5. **Forecast Type**: Direct forecast models are models that produce
all steps in the forecast horizon at once. In contrast, recursive
forecast models predict one-step ahead, and subsequently use the
prediction to compute the next step in the forecast horizon, and so
forth. Direct forecast models typically suffer less from bias and
variance propagation as compared to recursive forecast models,
whereas recursive models can be computationally less expensive.
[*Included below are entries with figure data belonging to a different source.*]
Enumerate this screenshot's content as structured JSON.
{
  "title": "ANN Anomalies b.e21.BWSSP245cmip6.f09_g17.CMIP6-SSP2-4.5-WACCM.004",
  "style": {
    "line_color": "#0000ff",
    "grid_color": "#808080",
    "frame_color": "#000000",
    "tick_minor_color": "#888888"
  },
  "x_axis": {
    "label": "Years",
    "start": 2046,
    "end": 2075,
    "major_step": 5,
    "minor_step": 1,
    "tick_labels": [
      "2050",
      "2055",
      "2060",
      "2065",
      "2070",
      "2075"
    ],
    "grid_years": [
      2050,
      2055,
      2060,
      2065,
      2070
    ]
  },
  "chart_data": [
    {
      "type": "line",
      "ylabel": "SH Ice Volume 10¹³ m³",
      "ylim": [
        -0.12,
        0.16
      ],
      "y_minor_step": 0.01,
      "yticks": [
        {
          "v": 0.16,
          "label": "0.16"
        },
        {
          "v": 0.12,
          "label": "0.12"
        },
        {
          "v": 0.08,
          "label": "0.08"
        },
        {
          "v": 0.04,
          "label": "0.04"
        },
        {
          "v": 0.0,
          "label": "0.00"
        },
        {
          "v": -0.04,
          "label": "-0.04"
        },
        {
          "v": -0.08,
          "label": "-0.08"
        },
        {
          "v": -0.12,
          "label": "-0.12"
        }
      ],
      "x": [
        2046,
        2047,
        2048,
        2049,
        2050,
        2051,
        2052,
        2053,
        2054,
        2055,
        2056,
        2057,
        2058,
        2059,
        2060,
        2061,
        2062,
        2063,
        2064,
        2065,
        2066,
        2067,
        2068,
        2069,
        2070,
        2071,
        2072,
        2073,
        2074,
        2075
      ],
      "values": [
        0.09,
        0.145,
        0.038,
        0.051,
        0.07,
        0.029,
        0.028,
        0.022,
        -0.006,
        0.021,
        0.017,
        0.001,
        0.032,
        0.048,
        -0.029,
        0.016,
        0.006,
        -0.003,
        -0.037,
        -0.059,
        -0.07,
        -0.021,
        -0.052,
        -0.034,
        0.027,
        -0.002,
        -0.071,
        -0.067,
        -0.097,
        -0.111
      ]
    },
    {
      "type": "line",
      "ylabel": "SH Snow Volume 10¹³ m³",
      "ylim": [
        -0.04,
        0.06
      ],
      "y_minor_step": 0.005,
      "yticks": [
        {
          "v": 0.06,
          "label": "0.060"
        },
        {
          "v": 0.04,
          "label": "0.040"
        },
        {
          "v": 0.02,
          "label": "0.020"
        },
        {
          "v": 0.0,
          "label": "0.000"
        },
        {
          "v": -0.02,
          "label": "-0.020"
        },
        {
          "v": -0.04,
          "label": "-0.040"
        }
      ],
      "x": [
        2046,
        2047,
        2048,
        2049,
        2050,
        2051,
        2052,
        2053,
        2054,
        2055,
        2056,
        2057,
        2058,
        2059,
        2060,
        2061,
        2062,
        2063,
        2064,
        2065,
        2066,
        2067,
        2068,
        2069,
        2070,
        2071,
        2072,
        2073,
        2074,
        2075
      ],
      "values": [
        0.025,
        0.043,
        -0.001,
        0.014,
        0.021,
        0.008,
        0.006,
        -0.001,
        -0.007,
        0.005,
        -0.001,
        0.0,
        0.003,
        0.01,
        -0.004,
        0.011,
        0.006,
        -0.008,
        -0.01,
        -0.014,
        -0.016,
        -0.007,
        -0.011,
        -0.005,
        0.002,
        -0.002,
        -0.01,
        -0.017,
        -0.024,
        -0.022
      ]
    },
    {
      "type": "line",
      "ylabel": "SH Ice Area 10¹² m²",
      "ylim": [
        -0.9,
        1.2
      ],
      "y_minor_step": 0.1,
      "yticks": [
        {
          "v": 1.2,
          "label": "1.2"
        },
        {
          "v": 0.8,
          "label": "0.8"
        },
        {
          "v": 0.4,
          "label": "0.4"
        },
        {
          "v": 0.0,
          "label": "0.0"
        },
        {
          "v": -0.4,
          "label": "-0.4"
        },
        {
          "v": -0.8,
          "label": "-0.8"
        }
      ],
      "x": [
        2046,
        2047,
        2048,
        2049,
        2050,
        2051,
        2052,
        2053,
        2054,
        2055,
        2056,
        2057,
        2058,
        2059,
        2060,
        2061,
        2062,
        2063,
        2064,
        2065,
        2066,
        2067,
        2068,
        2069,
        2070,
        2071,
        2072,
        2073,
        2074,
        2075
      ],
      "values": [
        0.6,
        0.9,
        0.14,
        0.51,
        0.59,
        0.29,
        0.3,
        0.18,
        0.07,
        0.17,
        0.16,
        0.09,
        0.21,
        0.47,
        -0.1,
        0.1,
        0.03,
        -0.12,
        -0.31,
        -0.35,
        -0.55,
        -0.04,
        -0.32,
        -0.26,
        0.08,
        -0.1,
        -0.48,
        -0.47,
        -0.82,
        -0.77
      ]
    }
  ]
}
6. **Exogenous**: Whether the model accepts exogenous variables. This
can be exogenous variables that contain information about the past
and future (F), about the past only (*historical*, H), or that
contain static information (*static*, S).
7. **HINT** is a modular framework that can combine any type of neural
architecture with task-specialized mixture probability and advanced
hierarchical reconciliation strategies.
8. Models that can produce forecasts recursively and direct. For
example, the RNN model uses an RNN to encode the past sequence, and
subsequently the user can choose between producing forecasts
recursively using the RNN or direct using an MLP that uses the
encoded sequence as input. The models feature an `recursive=False`
feature that sets how they produce forecasts.